The problem is Pulsar optimized consumer.ack. When you call consumer.ack, the ack request will not send to the broker immediately, but cached in the client. When the cached ack requests reached the threshold, send them to the broker in batch.

If you unload the topic when the ack requests didn't send to the broker, you will receive duplicated messages.

dao-jun avatar May 22 '24 09:05 dao-jun

enable AckWithResponse, the consumer will wait until broker received the ack

dao-jun avatar May 22 '24 09:05 dao-jun

@dao-jun I think it's only a part reason for small batch duplicated messages. But in my scene the duplicated messages is huge. It's not possible causing the 20M and more message duplicated consume. And in topics stats the non ack messages shows smaller than 1k

SennoYuki avatar May 22 '24 10:05 SennoYuki

Few unacked message also have a chance to cause many duplicated messages, you can take a try @SennoYuki

dao-jun avatar May 22 '24 12:05 dao-jun

ok @dao-jun , I will retry tomorrow. Hope a good result.

SennoYuki avatar May 22 '24 14:05 SennoYuki

Mark: The root cause is the conflicts between cursor.readEntries and cursor.asyncReplayEntries.

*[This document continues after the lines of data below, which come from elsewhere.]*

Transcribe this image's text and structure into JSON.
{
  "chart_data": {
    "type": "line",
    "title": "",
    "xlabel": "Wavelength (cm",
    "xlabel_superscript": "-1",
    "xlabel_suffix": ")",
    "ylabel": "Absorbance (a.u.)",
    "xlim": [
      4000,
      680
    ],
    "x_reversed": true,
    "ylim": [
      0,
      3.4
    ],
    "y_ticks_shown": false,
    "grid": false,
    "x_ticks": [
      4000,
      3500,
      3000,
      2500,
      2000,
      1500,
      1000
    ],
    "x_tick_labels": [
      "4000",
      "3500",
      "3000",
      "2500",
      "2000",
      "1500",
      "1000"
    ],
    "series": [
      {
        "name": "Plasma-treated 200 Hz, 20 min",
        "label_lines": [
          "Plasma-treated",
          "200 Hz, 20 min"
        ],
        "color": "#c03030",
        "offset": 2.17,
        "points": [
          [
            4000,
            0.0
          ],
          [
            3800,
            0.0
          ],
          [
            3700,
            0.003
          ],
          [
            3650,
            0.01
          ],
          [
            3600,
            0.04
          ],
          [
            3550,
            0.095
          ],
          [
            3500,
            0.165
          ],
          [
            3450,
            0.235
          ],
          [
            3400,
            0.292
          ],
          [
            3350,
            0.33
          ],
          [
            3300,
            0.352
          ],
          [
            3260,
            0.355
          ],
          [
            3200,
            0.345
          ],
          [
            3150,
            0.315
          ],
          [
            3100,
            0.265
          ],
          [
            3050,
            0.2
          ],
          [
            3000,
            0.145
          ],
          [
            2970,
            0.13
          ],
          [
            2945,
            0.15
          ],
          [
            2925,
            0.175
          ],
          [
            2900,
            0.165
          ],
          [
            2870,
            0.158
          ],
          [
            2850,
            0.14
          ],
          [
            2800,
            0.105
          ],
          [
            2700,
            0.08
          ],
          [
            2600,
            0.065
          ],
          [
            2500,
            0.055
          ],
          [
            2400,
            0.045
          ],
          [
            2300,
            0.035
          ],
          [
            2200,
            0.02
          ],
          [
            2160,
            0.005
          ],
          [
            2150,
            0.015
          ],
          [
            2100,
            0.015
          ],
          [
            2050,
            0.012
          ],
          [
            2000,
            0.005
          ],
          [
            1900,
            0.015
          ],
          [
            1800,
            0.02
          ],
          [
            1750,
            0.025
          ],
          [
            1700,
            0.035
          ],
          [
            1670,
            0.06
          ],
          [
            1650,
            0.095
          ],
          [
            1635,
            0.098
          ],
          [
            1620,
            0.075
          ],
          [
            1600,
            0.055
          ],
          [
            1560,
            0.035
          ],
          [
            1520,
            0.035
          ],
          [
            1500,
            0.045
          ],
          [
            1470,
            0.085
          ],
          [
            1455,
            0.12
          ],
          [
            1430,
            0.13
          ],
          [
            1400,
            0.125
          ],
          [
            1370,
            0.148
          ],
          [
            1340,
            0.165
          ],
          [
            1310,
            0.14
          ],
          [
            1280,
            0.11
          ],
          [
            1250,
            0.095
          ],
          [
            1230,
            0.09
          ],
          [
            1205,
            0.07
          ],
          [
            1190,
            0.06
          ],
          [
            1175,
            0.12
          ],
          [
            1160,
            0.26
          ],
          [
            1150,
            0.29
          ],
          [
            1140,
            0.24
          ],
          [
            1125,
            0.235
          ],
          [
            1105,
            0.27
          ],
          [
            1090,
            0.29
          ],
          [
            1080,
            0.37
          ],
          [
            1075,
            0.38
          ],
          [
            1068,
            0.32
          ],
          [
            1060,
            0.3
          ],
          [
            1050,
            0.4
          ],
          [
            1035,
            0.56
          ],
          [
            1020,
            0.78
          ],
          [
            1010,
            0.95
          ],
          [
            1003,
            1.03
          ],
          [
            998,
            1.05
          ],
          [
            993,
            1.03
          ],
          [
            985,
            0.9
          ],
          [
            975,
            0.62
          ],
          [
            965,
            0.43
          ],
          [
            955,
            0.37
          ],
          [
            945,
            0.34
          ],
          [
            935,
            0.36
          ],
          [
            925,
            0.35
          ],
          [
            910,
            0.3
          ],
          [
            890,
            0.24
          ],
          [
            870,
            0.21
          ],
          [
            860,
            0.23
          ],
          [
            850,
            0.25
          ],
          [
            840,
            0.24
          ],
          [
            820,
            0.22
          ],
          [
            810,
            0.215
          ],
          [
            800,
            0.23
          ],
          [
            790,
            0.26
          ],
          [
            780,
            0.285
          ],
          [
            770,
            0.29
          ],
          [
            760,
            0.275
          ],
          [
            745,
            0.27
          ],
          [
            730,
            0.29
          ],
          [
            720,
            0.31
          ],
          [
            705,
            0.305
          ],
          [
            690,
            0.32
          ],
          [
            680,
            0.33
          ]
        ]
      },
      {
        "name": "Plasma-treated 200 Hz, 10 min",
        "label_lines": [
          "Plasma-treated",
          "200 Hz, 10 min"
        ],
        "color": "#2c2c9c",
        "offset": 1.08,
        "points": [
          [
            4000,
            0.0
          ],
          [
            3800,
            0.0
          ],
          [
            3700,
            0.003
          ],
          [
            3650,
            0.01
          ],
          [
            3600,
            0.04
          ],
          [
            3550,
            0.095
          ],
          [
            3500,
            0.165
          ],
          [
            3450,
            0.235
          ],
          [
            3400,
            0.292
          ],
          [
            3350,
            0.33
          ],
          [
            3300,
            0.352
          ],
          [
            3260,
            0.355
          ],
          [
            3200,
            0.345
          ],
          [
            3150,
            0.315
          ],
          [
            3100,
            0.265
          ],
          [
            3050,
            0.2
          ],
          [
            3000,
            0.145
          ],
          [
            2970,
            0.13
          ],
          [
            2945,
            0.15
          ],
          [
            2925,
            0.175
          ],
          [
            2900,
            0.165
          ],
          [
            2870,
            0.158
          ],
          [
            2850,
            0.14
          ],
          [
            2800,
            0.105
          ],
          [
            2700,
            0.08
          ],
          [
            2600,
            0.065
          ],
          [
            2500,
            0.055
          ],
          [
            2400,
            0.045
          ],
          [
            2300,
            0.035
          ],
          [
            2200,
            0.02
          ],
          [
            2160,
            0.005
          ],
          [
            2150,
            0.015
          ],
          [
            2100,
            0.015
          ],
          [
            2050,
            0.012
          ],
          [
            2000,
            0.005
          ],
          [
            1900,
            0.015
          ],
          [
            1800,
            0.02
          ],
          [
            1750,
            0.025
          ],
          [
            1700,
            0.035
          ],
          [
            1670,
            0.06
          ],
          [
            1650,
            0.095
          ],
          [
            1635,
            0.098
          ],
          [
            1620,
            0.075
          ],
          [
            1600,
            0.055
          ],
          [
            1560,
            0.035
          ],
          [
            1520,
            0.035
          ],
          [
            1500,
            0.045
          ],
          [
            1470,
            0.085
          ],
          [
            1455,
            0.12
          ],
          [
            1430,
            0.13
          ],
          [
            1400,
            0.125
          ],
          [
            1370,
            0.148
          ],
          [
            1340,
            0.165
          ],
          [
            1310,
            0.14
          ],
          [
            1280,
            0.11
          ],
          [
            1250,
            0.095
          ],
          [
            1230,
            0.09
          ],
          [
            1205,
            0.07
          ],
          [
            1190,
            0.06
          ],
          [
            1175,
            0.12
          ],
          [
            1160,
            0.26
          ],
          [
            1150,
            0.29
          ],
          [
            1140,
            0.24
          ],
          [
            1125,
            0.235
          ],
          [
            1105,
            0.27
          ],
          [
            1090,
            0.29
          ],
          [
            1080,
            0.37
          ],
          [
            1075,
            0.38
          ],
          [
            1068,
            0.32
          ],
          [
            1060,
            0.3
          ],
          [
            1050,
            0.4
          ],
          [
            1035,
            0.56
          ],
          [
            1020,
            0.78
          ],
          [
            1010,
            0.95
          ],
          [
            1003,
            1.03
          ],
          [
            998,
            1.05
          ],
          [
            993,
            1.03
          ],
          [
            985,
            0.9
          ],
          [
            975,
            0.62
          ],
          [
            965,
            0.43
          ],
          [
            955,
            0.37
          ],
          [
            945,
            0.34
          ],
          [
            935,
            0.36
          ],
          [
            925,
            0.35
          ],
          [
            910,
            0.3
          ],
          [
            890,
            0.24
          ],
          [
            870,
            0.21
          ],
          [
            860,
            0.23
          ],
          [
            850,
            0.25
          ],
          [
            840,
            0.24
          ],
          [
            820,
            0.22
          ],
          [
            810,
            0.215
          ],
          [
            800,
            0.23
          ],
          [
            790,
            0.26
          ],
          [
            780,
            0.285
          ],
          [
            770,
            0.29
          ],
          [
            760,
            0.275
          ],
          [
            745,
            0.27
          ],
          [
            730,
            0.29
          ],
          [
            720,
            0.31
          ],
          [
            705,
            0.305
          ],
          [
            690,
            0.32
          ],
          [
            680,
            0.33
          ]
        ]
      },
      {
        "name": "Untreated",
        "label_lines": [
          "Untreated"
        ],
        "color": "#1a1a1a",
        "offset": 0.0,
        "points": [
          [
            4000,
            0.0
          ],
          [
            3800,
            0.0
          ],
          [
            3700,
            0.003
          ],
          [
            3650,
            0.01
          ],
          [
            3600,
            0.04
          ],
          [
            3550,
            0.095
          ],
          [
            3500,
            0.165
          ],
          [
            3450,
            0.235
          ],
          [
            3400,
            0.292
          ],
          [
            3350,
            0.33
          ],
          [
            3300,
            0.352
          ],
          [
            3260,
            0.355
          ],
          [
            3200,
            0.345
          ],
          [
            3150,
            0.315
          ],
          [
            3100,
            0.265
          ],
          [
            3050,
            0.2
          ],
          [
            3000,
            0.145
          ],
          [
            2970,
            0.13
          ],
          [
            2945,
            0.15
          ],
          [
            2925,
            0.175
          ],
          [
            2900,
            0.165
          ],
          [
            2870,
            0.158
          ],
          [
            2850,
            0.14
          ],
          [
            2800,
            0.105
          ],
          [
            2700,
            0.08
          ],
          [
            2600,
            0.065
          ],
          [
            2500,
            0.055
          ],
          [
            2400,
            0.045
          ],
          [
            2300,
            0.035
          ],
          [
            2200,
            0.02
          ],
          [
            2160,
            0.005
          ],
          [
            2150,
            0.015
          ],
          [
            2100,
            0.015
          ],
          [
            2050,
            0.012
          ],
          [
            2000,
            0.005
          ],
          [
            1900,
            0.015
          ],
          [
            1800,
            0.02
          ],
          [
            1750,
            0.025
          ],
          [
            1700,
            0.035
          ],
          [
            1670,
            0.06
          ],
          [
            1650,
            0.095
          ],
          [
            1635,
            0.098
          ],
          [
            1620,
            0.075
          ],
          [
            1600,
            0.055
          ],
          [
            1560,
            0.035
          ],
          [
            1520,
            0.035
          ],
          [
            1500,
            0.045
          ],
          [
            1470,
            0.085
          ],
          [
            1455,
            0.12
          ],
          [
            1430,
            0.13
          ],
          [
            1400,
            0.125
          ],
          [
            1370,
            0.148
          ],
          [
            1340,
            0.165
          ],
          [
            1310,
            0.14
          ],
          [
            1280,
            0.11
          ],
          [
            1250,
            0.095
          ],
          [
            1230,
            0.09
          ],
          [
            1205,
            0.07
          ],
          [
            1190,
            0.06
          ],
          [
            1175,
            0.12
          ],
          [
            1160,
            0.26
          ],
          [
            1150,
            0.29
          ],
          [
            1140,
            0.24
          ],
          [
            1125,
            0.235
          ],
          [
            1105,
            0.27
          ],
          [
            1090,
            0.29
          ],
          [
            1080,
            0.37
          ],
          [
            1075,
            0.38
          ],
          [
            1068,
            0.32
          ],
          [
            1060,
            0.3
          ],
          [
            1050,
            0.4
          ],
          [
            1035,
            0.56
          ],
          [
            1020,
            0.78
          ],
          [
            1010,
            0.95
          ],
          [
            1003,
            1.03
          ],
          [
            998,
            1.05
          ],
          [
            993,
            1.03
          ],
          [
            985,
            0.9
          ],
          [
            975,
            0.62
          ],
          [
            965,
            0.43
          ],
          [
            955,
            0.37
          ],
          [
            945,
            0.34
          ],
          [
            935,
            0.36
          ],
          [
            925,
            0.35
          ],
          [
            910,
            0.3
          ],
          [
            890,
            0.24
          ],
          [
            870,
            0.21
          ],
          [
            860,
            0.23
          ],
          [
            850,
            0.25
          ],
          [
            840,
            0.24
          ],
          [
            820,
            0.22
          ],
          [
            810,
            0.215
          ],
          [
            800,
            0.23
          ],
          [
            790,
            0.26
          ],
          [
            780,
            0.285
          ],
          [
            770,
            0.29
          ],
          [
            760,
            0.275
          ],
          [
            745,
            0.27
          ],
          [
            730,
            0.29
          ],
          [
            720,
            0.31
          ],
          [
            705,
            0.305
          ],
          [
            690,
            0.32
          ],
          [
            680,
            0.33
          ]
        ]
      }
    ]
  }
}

dao-jun avatar May 22 '24 20:05 dao-jun

@dao-jun I retry serveral times . It dose not work

SennoYuki avatar May 25 '24 03:05 SennoYuki

I guess your topic have non-delayed delivery messages and delay delivery messages, if your topic only have delayed delivery messages, it will be work. As I marked before, it's the conflicts between cursor.readEntries and cursor.asyncReplayEntries, one for delayed messages, another fro non-delayed delivery messages. We don't have a suitable solution yet to solve the problem. @SennoYuki

dao-jun avatar May 26 '24 13:05 dao-jun

@dao-jun I confirm it dose not contain non-delayed delivery message. In my program any message has more than 5 minute delay time. Sad, I choose Pulsar because it supports delayed messages. Any plan for this bug?

SennoYuki avatar May 27 '24 03:05 SennoYuki